Au nom de l’ensemble du  groupe, je tiens à exprimer notre pleine solidarité envers les travailleurs sociaux, les professionnels de la protection de l’enfance et les salariés de l’ADDSEA qui manifestent en ce moment devant le siège du Département et qui sont abasourdis par votre décision.

Cette fois la baisse ne passe pas inaperçue, contrairement à celle de plus de 200.000 € que vous avez votée avec le budget primitif lors de la dernière Assemblée.

En rayant d’un trait de plume 17% du budget de la prévention spécialisée, vous lui portez un coup qui peut s’avérer mortel.

L’ADDSEA, à qui le Département délègue cette politique, n’a pas d’autres choix que de répercuter cette baisse en supprimant des postes. Certainement 12 éducateurs de rue sur les 38 qui vont à la rencontre des jeunes dans les quartiers prioritaires de Besançon, de Montbéliard et de Pontarlier.

Leur métier, c’est de tisser du lien pour éviter à certains jeunes de connaitre le décrochage scolaire, la délinquance, débloquer des situations familiales complexes, permettre un accès à la santé, favoriser l’accès aux formations, à l’insertion professionnelle, etc. En somme, prévenir plutôt que guérir, agir avant qu’il ne soit trop tard.

Ne voyez-vous pas de bénéfices à maintenir des adultes auprès de ces jeunes avant qu’ils ne basculent ?

Pour nous c’est une évidence. Nous devons au contraire augmenter les moyens de prévention pour épargner à des centaines d’enfants une entrée dans d’autres dispositifs de protection plus éprouvant pour eux, plus couteux pour la collectivité et de toute façon saturés.
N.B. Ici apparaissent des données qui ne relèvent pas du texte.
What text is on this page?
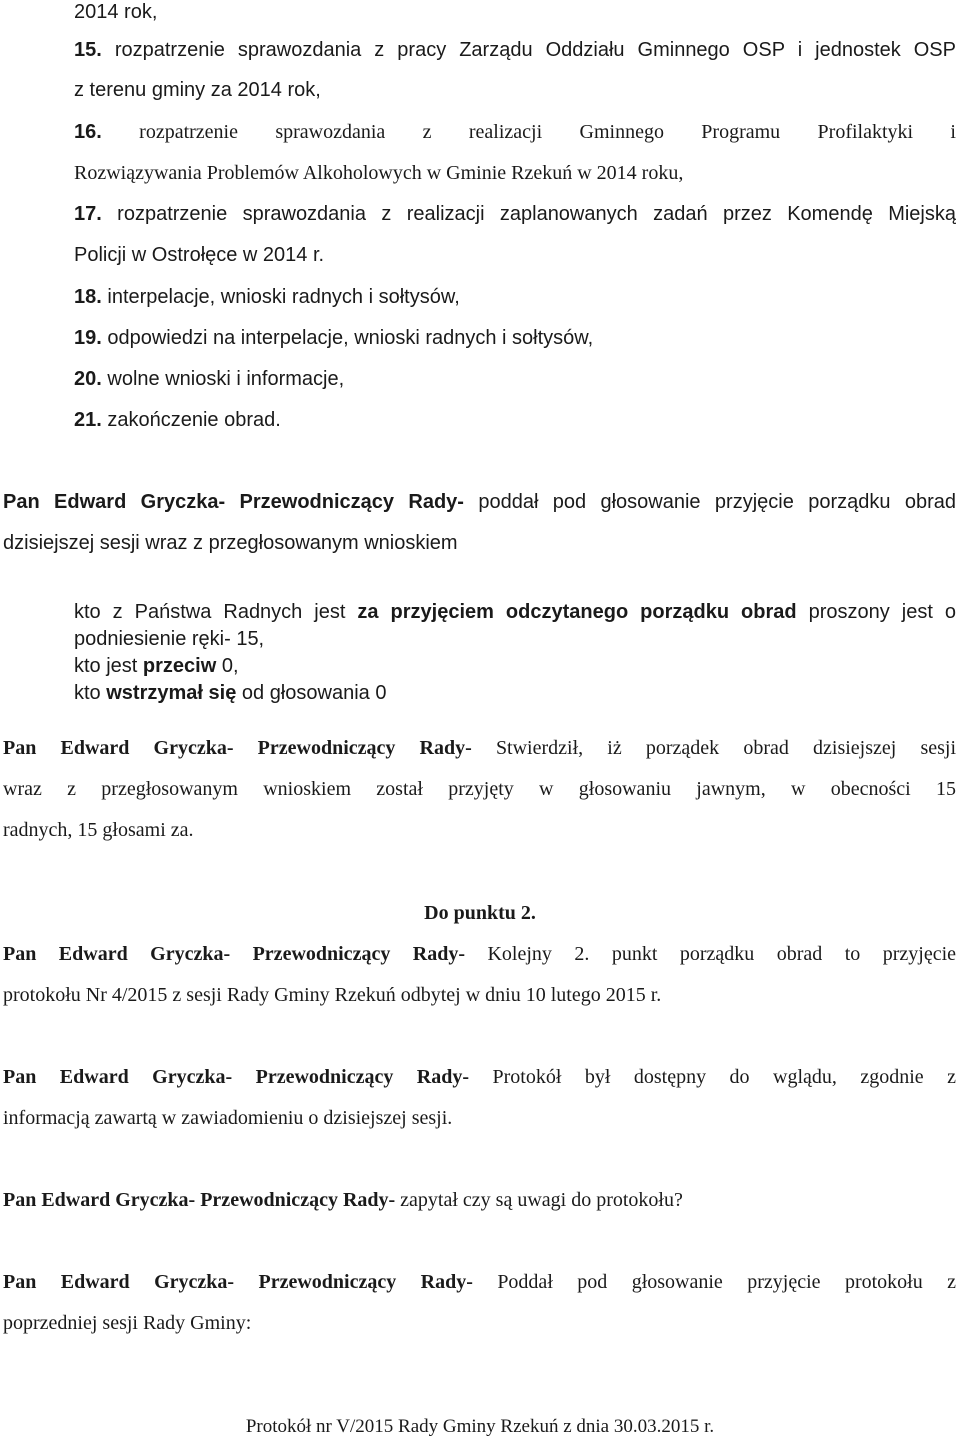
2014 rok,
15. rozpatrzenie sprawozdania z pracy Zarządu Oddziału Gminnego OSP i jednostek OSP
z terenu gminy za 2014 rok,
16. rozpatrzenie sprawozdania z realizacji Gminnego Programu Profilaktyki i
Rozwiązywania Problemów Alkoholowych w Gminie Rzekuń w 2014 roku,
17. rozpatrzenie sprawozdania z realizacji zaplanowanych zadań przez Komendę Miejską
Policji w Ostrołęce w 2014 r.
18. interpelacje, wnioski radnych i sołtysów,
19. odpowiedzi na interpelacje, wnioski radnych i sołtysów,
20. wolne wnioski i informacje,
21. zakończenie obrad.
Pan Edward Gryczka- Przewodniczący Rady- poddał pod głosowanie przyjęcie porządku obrad
dzisiejszej sesji wraz z przegłosowanym wnioskiem
kto z Państwa Radnych jest za przyjęciem odczytanego porządku obrad proszony jest o
podniesienie ręki- 15,
kto jest przeciw 0,
kto wstrzymał się od głosowania 0
Pan Edward Gryczka- Przewodniczący Rady- Stwierdził, iż porządek obrad dzisiejszej sesji
wraz z przegłosowanym wnioskiem został przyjęty w głosowaniu jawnym, w obecności 15
radnych, 15 głosami za.
Do punktu 2.
Pan Edward Gryczka- Przewodniczący Rady- Kolejny 2. punkt porządku obrad to przyjęcie
protokołu Nr 4/2015 z sesji Rady Gminy Rzekuń odbytej w dniu 10 lutego 2015 r.
Pan Edward Gryczka- Przewodniczący Rady- Protokół był dostępny do wglądu, zgodnie z
informacją zawartą w zawiadomieniu o dzisiejszej sesji.
Pan Edward Gryczka- Przewodniczący Rady- zapytał czy są uwagi do protokołu?
Pan Edward Gryczka- Przewodniczący Rady- Poddał pod głosowanie przyjęcie protokołu z
poprzedniej sesji Rady Gminy:
Protokół nr V/2015 Rady Gminy Rzekuń z dnia 30.03.2015 r.
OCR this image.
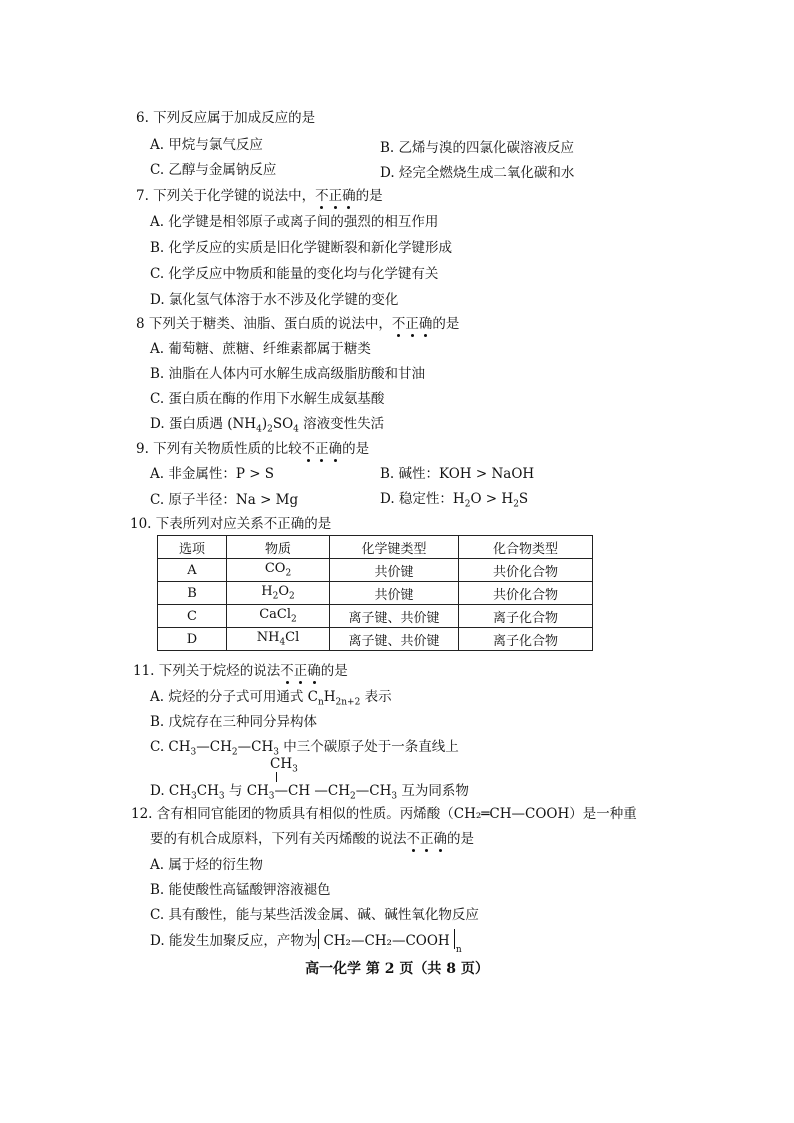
6. 下列反应属于加成反应的是
A. 甲烷与氯气反应	B. 乙烯与溴的四氯化碳溶液反应
C. 乙醇与金属钠反应	D. 烃完全燃烧生成二氧化碳和水
7. 下列关于化学键的说法中，不正确的是
A. 化学键是相邻原子或离子间的强烈的相互作用
B. 化学反应的实质是旧化学键断裂和新化学键形成
C. 化学反应中物质和能量的变化均与化学键有关
D. 氯化氢气体溶于水不涉及化学键的变化
8 下列关于糖类、油脂、蛋白质的说法中，不正确的是
A. 葡萄糖、蔗糖、纤维素都属于糖类
B. 油脂在人体内可水解生成高级脂肪酸和甘油
C. 蛋白质在酶的作用下水解生成氨基酸
D. 蛋白质遇 $(NH_4)_2SO_4$ 溶液变性失活
9. 下列有关物质性质的比较不正确的是
A. 非金属性：P > S	B. 碱性：KOH > NaOH
C. 原子半径：Na > Mg	D. 稳定性：$H_2O > H_2S$
10. 下表所列对应关系不正确的是
选项	物质	化学键类型	化合物类型
A	$CO_2$	共价键	共价化合物
B	$H_2O_2$	共价键	共价化合物
C	CaCl$_2$	离子键、共价键	离子化合物
D	$NH_4Cl$	离子键、共价键	离子化合物
11. 下列关于烷烃的说法不正确的是
A. 烷烃的分子式可用通式 $C_nH_{2n+2}$ 表示
B. 戊烷存在三种同分异构体
C. $CH_3—CH_2—CH_3$ 中三个碳原子处于一条直线上
$CH_3$
D. $CH_3CH_3$ 与 $CH_3—CH$ $—CH_2—CH_3$ 互为同系物
12. 含有相同官能团的物质具有相似的性质。丙烯酸（CH₂═CH—COOH）是一种重
要的有机合成原料，下列有关丙烯酸的说法不正确的是
A. 属于烃的衍生物
B. 能使酸性高锰酸钾溶液褪色
C. 具有酸性，能与某些活泼金属、碱、碱性氧化物反应
D. 能发生加聚反应，产物为 CH₂—CH₂—COOH
n
高一化学 第 2 页（共 8 页）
Vous forcez l’ADDSEA à se séparer d’un tiers de ses effectifs de prévention spécialisée,

Vous les forcez à choisir quels quartiers et quels jeunes elle devra abandonner.

Vous aggravez les problèmes de la société pour une économie de court terme presque insignifiante pour le Département, mais qui risque de lui couter très chère dans le futur.

C’est indigne et irresponsable !

Comment pouvez-vous affaiblir la protection de l’enfance de la sorte avec un tel arbitrage, si brutal, si choquant ?

Plus qu’une justification, c’est la reconnaissance de votre faute que nous sommes très nombreux à attendre aujourd’hui. Nous vous le demandons avec force Madame la Présidente : renoncez à cette décision et considérez mieux vos priorités et vos arbitrages budgétaires.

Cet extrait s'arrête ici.